National Security Watch: Collecting data for the fight
SAN ANTONIOWhen Capt. Jason Feser first arrived in the northern Iraq city of Mosul for his yearlong tour of duty, he found that his headquarters was drowning in information. In the fast-paced environment of Mosul, where soldiers were tracking an adaptable and persistent insurgency in the ancient city, it was hard to keep up with the threats.
"The environment changes every dayand Mosul changes from block to block," says Feser.
But individual commanders in Mosul were running their own intelligence collection operations and nobody was charged with putting it all together in one place. One military intelligence team was building its own database of local political and neighborhood leaders. The chaplains kept track of the religious leaders. And other soldiers were cataloguing the city's hospitals and clinics. After suggesting to his commanders that someone gather all the data in one place, Feser got the job.
This made perfect sense. Feser was running a four-man team under the 25th Infantry Division in charge of the burgeoning discipline of geospatial intelligence, which involves developing complex maps from satellite images and other sources. At a San Antonio conference on geospatial intelligence, Feser described how he cobbled together one single database from 19 separate collections of information.
The final product was a massive trove of intelligence, including details on mosques, religious leaders, hospitals, and important Iraqi tribal leaders. Everything could be mapped out, block by block, throughout the city. Feser's four-man team produced everything from tailored maps for specific operations to analytical reports on patterns of roadside bombs.
"We had to evolve from doing standard maps and terrain products to what's really needed," he says, which was a way to map out cultural data to help soldiers understand the complicated city. At its peak, the unit was printing some 1,500 unique reports a month for some 10,000 soldiers, while making much of its information available digitally to other soldiers.
But Feser's presentation also unintentionally exposed some of the enormous gaps that still exist in the intelligence community's ability to share information. Part way through his remarks, an official from the Defense Intelligence Agency stood up and said that his office had never received any of that detail. Instead, he said that DIA maps of Mosul still had labels like "Mosque 1" and "Mosque 2."

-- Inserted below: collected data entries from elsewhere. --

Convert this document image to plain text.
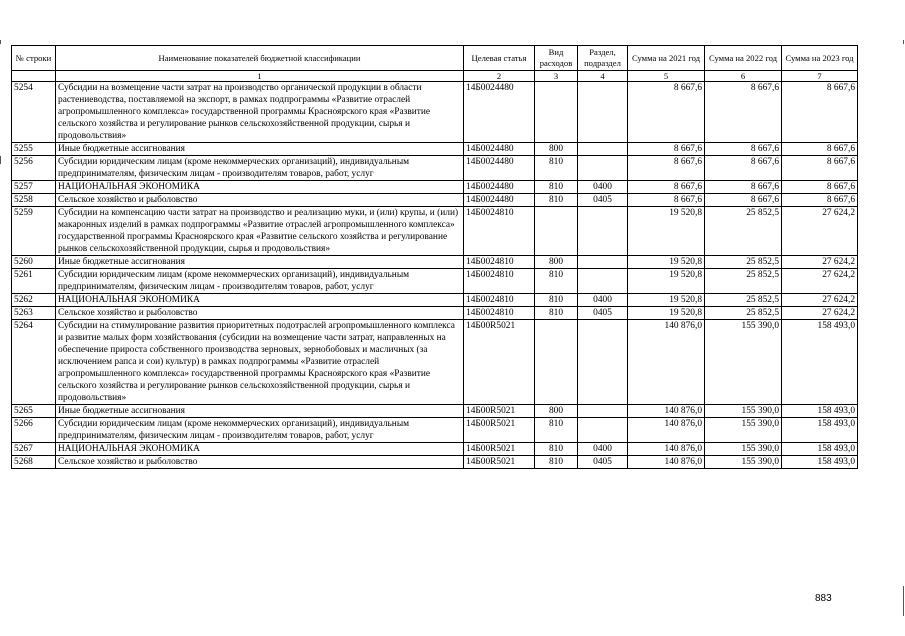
№ строки	Наименование показателей бюджетной классификации	Целевая статья	Вид расходов	Раздел, подраздел	Сумма на 2021 год	Сумма на 2022 год	Сумма на 2023 год
	1	2	3	4	5	6	7
5254	Субсидии на возмещение части затрат на производство органической продукции в области растениеводства, поставляемой на экспорт, в рамках подпрограммы «Развитие отраслей агропромышленного комплекса» государственной программы Красноярского края «Развитие сельского хозяйства и регулирование рынков сельскохозяйственной продукции, сырья и продовольствия»	14Б0024480			8 667,6	8 667,6	8 667,6
5255	Иные бюджетные ассигнования	14Б0024480	800		8 667,6	8 667,6	8 667,6
5256	Субсидии юридическим лицам (кроме некоммерческих организаций), индивидуальным предпринимателям, физическим лицам - производителям товаров, работ, услуг	14Б0024480	810		8 667,6	8 667,6	8 667,6
5257	НАЦИОНАЛЬНАЯ ЭКОНОМИКА	14Б0024480	810	0400	8 667,6	8 667,6	8 667,6
5258	Сельское хозяйство и рыболовство	14Б0024480	810	0405	8 667,6	8 667,6	8 667,6
5259	Субсидии на компенсацию части затрат на производство и реализацию муки, и (или) крупы, и (или) макаронных изделий в рамках подпрограммы «Развитие отраслей агропромышленного комплекса» государственной программы Красноярского края «Развитие сельского хозяйства и регулирование рынков сельскохозяйственной продукции, сырья и продовольствия»	14Б0024810			19 520,8	25 852,5	27 624,2
5260	Иные бюджетные ассигнования	14Б0024810	800		19 520,8	25 852,5	27 624,2
5261	Субсидии юридическим лицам (кроме некоммерческих организаций), индивидуальным предпринимателям, физическим лицам - производителям товаров, работ, услуг	14Б0024810	810		19 520,8	25 852,5	27 624,2
5262	НАЦИОНАЛЬНАЯ ЭКОНОМИКА	14Б0024810	810	0400	19 520,8	25 852,5	27 624,2
5263	Сельское хозяйство и рыболовство	14Б0024810	810	0405	19 520,8	25 852,5	27 624,2
5264	Субсидии на стимулирование развития приоритетных подотраслей агропромышленного комплекса и развитие малых форм хозяйствования (субсидии на возмещение части затрат, направленных на обеспечение прироста собственного производства зерновых, зернобобовых и масличных (за исключением рапса и сои) культур) в рамках подпрограммы «Развитие отраслей агропромышленного комплекса» государственной программы Красноярского края «Развитие сельского хозяйства и регулирование рынков сельскохозяйственной продукции, сырья и продовольствия»	14Б00R5021			140 876,0	155 390,0	158 493,0
5265	Иные бюджетные ассигнования	14Б00R5021	800		140 876,0	155 390,0	158 493,0
5266	Субсидии юридическим лицам (кроме некоммерческих организаций), индивидуальным предпринимателям, физическим лицам - производителям товаров, работ, услуг	14Б00R5021	810		140 876,0	155 390,0	158 493,0
5267	НАЦИОНАЛЬНАЯ ЭКОНОМИКА	14Б00R5021	810	0400	140 876,0	155 390,0	158 493,0
5268	Сельское хозяйство и рыболовство	14Б00R5021	810	0405	140 876,0	155 390,0	158 493,0
883
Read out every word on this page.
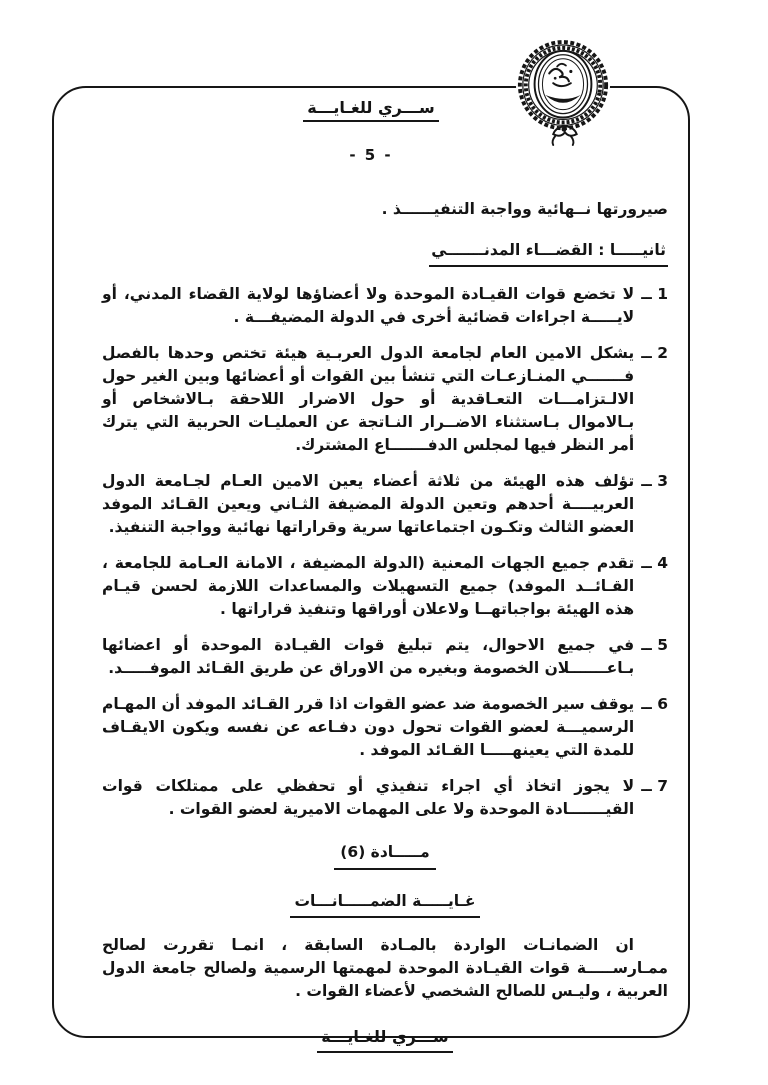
ســـري للغـايـــة
- 5 -

صيرورتها نــهائية وواجبة التنفيــــــذ .

ثانيـــــا : القضـــاء المدنـــــــي
1 ــ
لا تخضع قوات القيـادة الموحدة ولا أعضاؤها لولاية القضاء المدني، أو لايـــــة اجراءات قضائية أخرى في الدولة المضيفـــة .
2 ــ
يشكل الامين العام لجامعة الدول العربـية هيئة تختص وحدها بالفصل فـــــــي المنـازعـات التي تنشأ بين القوات أو أعضائها وبين الغير حول الالـتزامـــات التعـاقدية أو حول الاضرار اللاحقة بـالاشخاص أو بـالاموال بـاستثناء الاضــرار النـاتجة عن العمليـات الحربية التي يترك أمر النظر فيها لمجلس الدفـــــــاع المشترك.
3 ــ
تؤلف هذه الهيئة من ثلاثة أعضاء يعين الامين العـام لجـامعة الدول العربيــــة أحدهم وتعين الدولة المضيفة الثـاني ويعين القـائد الموفد العضو الثالث وتكـون اجتماعاتها سرية وقراراتها نهائية وواجبة التنفيذ.
4 ــ
تقدم جميع الجهات المعنية (الدولة المضيفة ، الامانة العـامة للجامعة ، القـائــد الموفد) جميع التسهيلات والمساعدات اللازمة لحسن قيـام هذه الهيئة بواجباتهــا ولاعلان أوراقها وتنفيذ قراراتها .
5 ــ
في جميع الاحوال، يتم تبليغ قوات القيـادة الموحدة أو اعضائها بـاعـــــــلان الخصومة وبغيره من الاوراق عن طريق القـائد الموفـــــد.
6 ــ
يوقف سير الخصومة ضد عضو القوات اذا قرر القـائد الموفد أن المهـام الرسميـــة لعضو القوات تحول دون دفـاعه عن نفسه ويكون الايقـاف للمدة التي يعينهـــــا القـائد الموفد .
7 ــ
لا يجوز اتخاذ أي اجراء تنفيذي أو تحفظي على ممتلكات قوات القيـــــــادة الموحدة ولا على المهمات الاميرية لعضو القوات .
مـــــادة (6)
غـايـــــة الضمـــــانـــات

ان الضمانـات الواردة بالمـادة السابقة ، انمـا تقررت لصالح ممـارســـــة قوات القيـادة الموحدة لمهمتها الرسمية ولصالح جامعة الدول العربية ، وليـس للصالح الشخصي لأعضاء القوات .

ســـري للغـايـــة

These gaps are a broader problem. In a separate presentation, Collin Agee, a senior intelligence specialist for the U.S. Army, said that at one point, troops in Iraq had made an estimated 400,000 patrols. But only about 6,000 intelligence reports made it up to the brigade levelor only about 1.5 percent. This meant that officials were losing out on many potentially valuable sources of information. There have been plans to outfit some soldiers with special personal digital assistants to send intelligence reports back to headquarters in real time, but only some 20 have been issued so far. Agee said that some 1,000 should be in Iraq by the end of the year.
The information gaps are particularly surprising in Feser's case because his team was tracking the insurgency. For one project, Feser worked with a Stryker brigade that aggressively targeted suspected insurgents, interrogating suspects minutes after they were captured. Feser tried to process the data into the large database as soon as possible to track the latest insurgent trend. Separately, his team also produced twice-weekly reports tracking the four-week trends of roadside bomb attacks, looking for groupings and patterns, as well as any relations to U.S. operations.
Feser even did his own form of video forensics.
"The No. 1 one weakness of terroriststhey have to brag," says Feser. "They videotape it and publish it."
So his team would scour the videotapes and, using advanced mapping technologies and other tools, determine which building, and sometimes which window, the video was shot from. He did the same kind of work on mortar attacks. The work hit home when one of his friends was killed by a round that landed on top of his trailer, which happened to be right next to Feser's trailer.
"Everybody gets engaged over there at some point," he said.
Sometimes the problems were quite basic. Soldiers established 10 telephone hotlines to report roadside bombs and other insurgent activity. But Iraqis don't tend to use specific street addresses and often give vague descriptions.
"When someone in Mosul calls with a tip, we don't get great coordinates," he says. "We had to map the environment the enemy lived in." This included landmarks like cafes, stores, and government offices.